Georgia's former poll tax was called "the most effective bar to Negro suffrage ever devised." The International Encyclopedia of Elections, Congressional Quarterly, Inc., 1999.
"Between 1896 and 1903 every southern state possessing a substantial Negro population amended their constitutions to permit official white primaries and to prohibit--by ingenious laws--both Negroes and uncooperative poor whites from voting.... by 1900 the Negro could no longer count on the Federal government to assist him in overcoming his hopelessly unequal political position." -- from
"The Development of Negro Power in American Politics since 1900", originally written for the Hattiesburg Freedom School by
SNCC/
COFO volunteers.
"[P]ass the word around that Mister Nigger is not wanted at the polls." -- gubernatorial candidate Eugene Talmadge, in 1947, quoted in the free online edition of the book JIM CROW GUIDE : The way it was, 1990.
So how far have we come in the in 65 years since "Suffrage in the South" was written?
A team of Justice Department lawyers and analysts who reviewed a Georgia voter-identification law recommended rejecting it because it was likely to discriminate against black voters, but they were overruled the next day by higher-ranking officials at Justice, according to department documents.
published today in the
The Washington Post.
(Reminiscent of how scientists and doctors at the FDA were overruled by political appointees on the morning-after pill?)
Georgia's new law will require those without a driver's license to pay for a special voter ID card -- and that card will be available in only 59 of Georgia's 159 counties. None of the cards will be sold in Georgia's most populous city, Atlanta.

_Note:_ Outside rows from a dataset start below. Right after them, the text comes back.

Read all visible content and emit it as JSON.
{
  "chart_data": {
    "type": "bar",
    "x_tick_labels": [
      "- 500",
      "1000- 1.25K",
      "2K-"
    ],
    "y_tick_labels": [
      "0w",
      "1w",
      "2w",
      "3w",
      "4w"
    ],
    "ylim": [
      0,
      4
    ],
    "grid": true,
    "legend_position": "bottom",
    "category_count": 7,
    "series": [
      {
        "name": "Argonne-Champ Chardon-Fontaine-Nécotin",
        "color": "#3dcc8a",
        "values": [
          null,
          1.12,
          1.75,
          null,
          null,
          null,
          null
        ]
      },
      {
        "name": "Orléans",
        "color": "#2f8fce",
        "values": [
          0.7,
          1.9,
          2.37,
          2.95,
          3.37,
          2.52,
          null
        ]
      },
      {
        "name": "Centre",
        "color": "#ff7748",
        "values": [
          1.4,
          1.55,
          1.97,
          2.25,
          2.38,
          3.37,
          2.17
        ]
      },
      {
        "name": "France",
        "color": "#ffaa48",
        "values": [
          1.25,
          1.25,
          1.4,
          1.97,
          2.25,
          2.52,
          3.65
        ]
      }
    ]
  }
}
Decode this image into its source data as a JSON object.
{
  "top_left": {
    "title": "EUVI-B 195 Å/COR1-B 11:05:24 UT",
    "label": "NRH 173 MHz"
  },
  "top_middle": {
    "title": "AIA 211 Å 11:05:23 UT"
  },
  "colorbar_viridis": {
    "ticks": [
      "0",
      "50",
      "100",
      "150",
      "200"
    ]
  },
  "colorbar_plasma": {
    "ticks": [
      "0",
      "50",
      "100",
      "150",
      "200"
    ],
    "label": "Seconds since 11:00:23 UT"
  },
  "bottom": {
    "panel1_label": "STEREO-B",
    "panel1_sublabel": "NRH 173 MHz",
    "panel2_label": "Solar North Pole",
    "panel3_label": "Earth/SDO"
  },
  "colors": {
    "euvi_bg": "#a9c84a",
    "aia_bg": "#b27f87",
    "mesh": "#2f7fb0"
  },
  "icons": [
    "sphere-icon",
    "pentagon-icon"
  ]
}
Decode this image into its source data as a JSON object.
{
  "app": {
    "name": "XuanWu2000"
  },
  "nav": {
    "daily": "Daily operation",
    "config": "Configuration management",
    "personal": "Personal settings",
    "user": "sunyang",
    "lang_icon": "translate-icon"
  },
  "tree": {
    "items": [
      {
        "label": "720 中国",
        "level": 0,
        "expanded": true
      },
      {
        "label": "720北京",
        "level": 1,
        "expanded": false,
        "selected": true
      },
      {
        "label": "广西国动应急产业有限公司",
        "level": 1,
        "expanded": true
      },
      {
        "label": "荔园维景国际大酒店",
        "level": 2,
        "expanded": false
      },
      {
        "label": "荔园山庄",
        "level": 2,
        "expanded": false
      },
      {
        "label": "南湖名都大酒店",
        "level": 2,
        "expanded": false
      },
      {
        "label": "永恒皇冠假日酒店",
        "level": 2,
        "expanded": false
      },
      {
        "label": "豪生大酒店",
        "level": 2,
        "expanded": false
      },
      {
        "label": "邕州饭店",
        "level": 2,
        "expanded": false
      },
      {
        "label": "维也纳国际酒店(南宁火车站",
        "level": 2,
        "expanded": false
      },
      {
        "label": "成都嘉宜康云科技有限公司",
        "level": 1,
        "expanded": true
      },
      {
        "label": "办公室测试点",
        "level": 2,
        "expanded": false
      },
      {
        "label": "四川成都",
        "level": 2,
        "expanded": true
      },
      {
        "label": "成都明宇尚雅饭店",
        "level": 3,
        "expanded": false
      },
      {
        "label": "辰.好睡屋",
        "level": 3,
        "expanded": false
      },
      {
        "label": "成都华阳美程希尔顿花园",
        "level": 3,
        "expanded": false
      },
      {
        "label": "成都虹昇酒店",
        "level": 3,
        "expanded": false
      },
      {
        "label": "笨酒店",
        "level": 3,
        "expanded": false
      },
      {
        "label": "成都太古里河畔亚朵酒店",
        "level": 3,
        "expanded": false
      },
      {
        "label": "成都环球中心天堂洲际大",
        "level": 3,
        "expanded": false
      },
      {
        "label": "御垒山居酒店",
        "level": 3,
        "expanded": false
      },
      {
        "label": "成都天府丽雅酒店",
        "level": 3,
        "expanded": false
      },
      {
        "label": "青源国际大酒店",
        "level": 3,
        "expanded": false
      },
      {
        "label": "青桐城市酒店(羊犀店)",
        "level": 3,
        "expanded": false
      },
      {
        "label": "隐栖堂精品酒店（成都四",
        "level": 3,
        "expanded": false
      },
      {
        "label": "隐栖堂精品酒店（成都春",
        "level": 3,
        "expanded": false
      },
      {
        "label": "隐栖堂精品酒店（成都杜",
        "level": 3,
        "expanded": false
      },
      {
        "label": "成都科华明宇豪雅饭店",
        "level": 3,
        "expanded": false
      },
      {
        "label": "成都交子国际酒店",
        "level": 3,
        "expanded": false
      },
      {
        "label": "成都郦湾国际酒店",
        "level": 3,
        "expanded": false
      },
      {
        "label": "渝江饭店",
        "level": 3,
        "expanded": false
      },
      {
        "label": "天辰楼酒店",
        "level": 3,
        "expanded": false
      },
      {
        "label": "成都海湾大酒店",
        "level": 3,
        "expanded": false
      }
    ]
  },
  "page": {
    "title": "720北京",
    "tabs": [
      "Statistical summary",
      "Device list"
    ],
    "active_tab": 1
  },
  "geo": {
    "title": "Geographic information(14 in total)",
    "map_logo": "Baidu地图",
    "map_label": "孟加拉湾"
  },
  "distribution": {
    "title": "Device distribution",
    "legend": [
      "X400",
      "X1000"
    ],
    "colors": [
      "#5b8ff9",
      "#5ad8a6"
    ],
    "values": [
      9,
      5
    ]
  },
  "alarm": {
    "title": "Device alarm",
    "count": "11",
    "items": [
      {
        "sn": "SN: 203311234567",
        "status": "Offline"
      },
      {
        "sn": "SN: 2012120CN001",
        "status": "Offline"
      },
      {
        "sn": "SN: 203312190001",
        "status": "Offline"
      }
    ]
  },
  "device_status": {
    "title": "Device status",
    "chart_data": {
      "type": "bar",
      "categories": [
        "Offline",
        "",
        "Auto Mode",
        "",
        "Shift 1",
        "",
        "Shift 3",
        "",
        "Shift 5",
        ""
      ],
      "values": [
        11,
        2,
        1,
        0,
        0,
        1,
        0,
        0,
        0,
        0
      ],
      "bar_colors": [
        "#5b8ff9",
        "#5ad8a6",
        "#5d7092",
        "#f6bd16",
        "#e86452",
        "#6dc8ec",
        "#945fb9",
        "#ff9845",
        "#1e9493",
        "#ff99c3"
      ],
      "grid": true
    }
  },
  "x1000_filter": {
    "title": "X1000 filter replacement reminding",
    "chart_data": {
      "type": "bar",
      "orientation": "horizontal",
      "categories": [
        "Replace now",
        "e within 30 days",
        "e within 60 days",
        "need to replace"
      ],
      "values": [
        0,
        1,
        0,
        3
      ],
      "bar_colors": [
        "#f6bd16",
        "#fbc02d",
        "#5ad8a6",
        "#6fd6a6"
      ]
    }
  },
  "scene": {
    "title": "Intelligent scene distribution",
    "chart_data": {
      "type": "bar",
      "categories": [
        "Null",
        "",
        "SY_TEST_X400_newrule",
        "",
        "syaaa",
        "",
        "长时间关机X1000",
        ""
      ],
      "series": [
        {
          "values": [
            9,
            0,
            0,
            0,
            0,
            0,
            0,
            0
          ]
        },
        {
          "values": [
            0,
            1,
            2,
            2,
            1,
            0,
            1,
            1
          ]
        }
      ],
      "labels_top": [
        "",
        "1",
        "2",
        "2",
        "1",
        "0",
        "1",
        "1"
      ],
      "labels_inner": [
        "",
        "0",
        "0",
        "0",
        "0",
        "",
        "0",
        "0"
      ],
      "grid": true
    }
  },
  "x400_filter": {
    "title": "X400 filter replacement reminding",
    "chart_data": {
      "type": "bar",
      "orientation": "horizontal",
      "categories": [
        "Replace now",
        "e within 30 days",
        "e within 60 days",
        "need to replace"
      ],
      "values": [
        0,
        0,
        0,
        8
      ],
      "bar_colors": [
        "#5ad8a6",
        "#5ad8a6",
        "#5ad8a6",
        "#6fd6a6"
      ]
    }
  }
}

Where does this come from? More than one hundred years ago, Frederick Douglass proposed an explanation: "It comes from those who would smooth the way for the Negro's disfranchisement in clear defiance of the constitution they have sworn to support -- men who are perjured before God and man." From The Reason Why The Colored American is not in the World's Columbian Exposition, 1893.